Sep 25, 2008 01:17
Ok first off, let me say, everything is alright now, we're doing ok, just gotta take another day off and get an appointment.
So, yesterday morning, Kristy had a panic attack. She's had them before but this was bad. For a few minutes she was lethargic. For those of you who don't know what that means, she blacked out while still awake, limp and unresponsive. So I took her to a clinic. They then sent us to the Er (shortening the story). After about 8 hours of waiting and me getting ready to punch the next person who came in and tried to take her blood (mind you six different nurses came to try after they had said she didn't have to cause she peed...Kristy is petrified of needles and it sends her into panic attacks), we had one person actually try to find the vein and get her stuck. Well a psychoanalist walks in RIGHT as she's crying and freaks out. This woman must either be new or just a bitch because she stared at Kristy like she was nuts for crying and made the snide comment 'you know they haven't done anything yet, right?'. Then she says very rudely that she'll be back in a few minutes.
So finally they give up on taking blood because they can't find the vein and we're alone again. Around 9, they come in and tell us that going home is not an option and Kristy is going to be taken ( in a fucking police car) to the Crisis Clinic. It's a mental institution! I'm like WTF. So I start freaking out and we wait longer and longer until they come. Then I find out I was lied to and I can't go with her and I have to wait till they do an exam on her and let her call me to know ANYTHING. They wouldn't tell me or her parents anything about where she was exactly or what was going on. It was so enfuriating. Finally, she called around 10:30 and said they told her she could go home and shouldn't have been sent there in the first place. Fucking stupid hospitals!
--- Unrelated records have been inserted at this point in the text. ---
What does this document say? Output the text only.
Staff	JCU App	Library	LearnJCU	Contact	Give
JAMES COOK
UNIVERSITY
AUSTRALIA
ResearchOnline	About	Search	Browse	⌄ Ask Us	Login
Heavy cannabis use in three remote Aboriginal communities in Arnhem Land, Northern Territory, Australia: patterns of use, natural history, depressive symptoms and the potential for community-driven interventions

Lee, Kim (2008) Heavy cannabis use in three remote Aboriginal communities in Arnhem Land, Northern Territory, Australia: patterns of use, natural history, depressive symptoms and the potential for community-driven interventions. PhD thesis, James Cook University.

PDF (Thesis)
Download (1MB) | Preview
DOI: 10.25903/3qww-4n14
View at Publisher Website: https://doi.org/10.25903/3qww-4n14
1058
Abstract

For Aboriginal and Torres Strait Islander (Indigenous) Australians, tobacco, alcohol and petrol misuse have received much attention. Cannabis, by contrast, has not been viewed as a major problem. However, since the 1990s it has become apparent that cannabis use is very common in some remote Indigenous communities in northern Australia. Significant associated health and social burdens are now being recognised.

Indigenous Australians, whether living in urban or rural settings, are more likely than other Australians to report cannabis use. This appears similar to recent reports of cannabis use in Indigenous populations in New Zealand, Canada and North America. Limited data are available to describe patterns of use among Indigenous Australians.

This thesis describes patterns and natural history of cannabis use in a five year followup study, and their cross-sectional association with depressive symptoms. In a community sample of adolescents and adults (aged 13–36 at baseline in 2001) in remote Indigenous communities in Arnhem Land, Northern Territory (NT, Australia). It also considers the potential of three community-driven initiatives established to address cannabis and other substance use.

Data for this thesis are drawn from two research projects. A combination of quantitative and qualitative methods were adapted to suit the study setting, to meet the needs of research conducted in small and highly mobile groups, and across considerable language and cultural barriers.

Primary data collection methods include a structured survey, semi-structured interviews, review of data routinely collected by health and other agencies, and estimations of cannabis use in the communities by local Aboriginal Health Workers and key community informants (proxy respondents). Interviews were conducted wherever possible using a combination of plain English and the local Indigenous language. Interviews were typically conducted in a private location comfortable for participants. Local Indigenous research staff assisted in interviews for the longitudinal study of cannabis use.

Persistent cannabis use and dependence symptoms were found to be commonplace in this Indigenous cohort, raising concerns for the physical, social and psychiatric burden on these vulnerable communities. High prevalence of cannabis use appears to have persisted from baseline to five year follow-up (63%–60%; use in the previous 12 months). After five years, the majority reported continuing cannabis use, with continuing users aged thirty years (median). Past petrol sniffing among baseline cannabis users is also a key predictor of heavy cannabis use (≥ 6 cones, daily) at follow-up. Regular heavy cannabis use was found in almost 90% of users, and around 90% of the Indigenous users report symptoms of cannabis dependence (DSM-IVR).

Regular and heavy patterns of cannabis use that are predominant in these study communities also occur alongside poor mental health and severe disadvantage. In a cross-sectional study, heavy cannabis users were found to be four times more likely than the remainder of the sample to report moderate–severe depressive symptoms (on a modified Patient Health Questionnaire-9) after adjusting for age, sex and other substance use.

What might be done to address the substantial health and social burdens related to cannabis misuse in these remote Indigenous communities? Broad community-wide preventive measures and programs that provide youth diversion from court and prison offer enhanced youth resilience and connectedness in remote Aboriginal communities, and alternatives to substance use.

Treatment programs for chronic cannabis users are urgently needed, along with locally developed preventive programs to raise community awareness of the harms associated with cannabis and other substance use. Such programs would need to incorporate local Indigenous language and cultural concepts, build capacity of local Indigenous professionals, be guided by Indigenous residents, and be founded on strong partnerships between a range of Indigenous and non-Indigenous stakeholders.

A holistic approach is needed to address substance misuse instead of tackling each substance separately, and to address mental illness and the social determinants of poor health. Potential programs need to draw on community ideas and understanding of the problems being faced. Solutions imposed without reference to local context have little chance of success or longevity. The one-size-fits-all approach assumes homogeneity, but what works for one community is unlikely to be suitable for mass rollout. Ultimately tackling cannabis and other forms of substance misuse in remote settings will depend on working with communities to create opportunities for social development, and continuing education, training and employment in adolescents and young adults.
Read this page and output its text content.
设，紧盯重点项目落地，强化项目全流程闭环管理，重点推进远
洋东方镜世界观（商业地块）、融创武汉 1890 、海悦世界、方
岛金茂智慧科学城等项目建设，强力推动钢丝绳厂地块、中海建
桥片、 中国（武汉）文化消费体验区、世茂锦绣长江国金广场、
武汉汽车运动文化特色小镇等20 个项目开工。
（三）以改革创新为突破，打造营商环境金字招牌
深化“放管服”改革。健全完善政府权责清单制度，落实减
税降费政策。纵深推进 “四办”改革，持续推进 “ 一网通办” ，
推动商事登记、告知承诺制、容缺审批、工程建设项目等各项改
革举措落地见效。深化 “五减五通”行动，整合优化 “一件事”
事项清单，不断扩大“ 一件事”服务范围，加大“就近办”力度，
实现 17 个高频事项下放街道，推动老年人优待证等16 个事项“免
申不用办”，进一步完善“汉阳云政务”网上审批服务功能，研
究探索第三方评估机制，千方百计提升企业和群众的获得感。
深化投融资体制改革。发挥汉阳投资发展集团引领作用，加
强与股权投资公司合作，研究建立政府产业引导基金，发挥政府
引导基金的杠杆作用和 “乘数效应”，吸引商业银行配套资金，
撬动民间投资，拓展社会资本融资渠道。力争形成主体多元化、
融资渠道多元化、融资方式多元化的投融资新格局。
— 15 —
I felt so horrible because I shouldn't have taken her there in the first place. I was so scared that I got my girlfriend almost institutionalized. It scared the shit out of me and I didn't want to be without her.
Finally, we got her home and she was calmed down.
Work understands thankfully and she's got lots of people keeping her in their prayers.
I have never been so scared in all my life. I thought I was going to lose her and couldn't imagine sleeping without her by my side. It really brought to reality how much I love and adore her and how hard it would be if anything ever happened to her.
She was strong through the whole scare and was willing to go with them to get help for her depression and anxiety. Which made me feel a little better. I freaked out more than she did. lol
Just wanted to share, needed to get it out. One of the hardest nights of my life, but finally it's over.